Дверь открылась снова. Другие шаги- тяжёлые, шаркающие. Ведро, вода, швабра. Уборщица. Она не разговаривала, просто начала мыть пол. Плеск. Шорх. Шорх. Запах мокрой тряпки и хлорки стал сильнее, почти удушающим. Обычная женщина, наверное, лет под пятьдесят, с уставшей спиной и привычкой делать свою работу молча. Для неё он был просто "тяжёлый больной в палате двенадцать". Она мыла пол и, скорее всего, думала о своём- о детях, о зарплате, о том, что муж опять может напитьcя вечером. А он лежал и завидовал ей.

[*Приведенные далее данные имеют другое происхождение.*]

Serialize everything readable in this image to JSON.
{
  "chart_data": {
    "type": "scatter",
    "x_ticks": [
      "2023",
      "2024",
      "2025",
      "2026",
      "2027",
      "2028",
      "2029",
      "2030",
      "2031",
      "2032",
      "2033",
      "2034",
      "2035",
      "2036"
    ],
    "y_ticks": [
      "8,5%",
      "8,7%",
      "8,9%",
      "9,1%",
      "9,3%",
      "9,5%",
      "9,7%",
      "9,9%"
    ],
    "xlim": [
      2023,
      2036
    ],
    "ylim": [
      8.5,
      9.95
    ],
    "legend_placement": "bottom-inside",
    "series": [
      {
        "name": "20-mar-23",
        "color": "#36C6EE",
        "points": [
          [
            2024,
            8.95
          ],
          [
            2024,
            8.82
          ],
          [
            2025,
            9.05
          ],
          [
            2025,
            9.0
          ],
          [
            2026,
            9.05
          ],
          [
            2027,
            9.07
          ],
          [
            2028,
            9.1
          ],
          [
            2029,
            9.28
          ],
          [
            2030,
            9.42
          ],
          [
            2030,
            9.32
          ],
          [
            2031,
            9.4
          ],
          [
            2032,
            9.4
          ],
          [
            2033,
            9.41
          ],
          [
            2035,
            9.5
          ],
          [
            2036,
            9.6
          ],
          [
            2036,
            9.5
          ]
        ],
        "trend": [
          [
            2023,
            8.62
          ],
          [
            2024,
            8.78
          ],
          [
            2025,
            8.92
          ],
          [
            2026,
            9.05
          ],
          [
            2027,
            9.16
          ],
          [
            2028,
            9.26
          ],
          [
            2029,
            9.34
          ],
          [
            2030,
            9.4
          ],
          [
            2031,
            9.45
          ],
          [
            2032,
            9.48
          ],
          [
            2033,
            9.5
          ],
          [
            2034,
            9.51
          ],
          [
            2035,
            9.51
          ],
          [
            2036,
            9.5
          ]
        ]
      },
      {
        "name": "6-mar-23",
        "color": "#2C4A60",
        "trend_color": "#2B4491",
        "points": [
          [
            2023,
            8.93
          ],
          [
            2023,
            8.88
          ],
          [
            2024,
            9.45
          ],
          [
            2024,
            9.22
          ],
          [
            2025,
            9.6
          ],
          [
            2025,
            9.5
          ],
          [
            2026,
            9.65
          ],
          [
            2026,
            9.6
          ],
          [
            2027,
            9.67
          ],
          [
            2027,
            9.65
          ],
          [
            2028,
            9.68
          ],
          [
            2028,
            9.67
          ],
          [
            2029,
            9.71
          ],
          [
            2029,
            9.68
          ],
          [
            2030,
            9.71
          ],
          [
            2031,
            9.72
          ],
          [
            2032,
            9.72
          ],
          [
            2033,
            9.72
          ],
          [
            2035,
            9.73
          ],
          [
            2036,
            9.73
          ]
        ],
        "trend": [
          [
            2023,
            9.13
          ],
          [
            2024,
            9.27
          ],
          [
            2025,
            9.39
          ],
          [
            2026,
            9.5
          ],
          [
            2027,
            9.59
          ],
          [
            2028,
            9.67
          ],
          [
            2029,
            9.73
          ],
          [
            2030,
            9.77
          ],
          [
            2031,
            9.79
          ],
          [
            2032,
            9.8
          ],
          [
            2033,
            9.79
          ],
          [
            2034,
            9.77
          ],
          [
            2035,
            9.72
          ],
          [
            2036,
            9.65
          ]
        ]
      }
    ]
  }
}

Завидовал, что она может чувствовать холодную воду на руках, что может выпрямиться, что через час уйдёт отсюда в обычный мир, где есть свет, запахи еды и возможность просто устать по-человечески.

Он снова попытался заговорить. На этот раз получилось чуть лучше:

-... не... оставляйте...

Уборщица остановилась, швабра замерла.

- Ой, он говорит!- крикнула она куда-то в коридор.- Таня, он говорит!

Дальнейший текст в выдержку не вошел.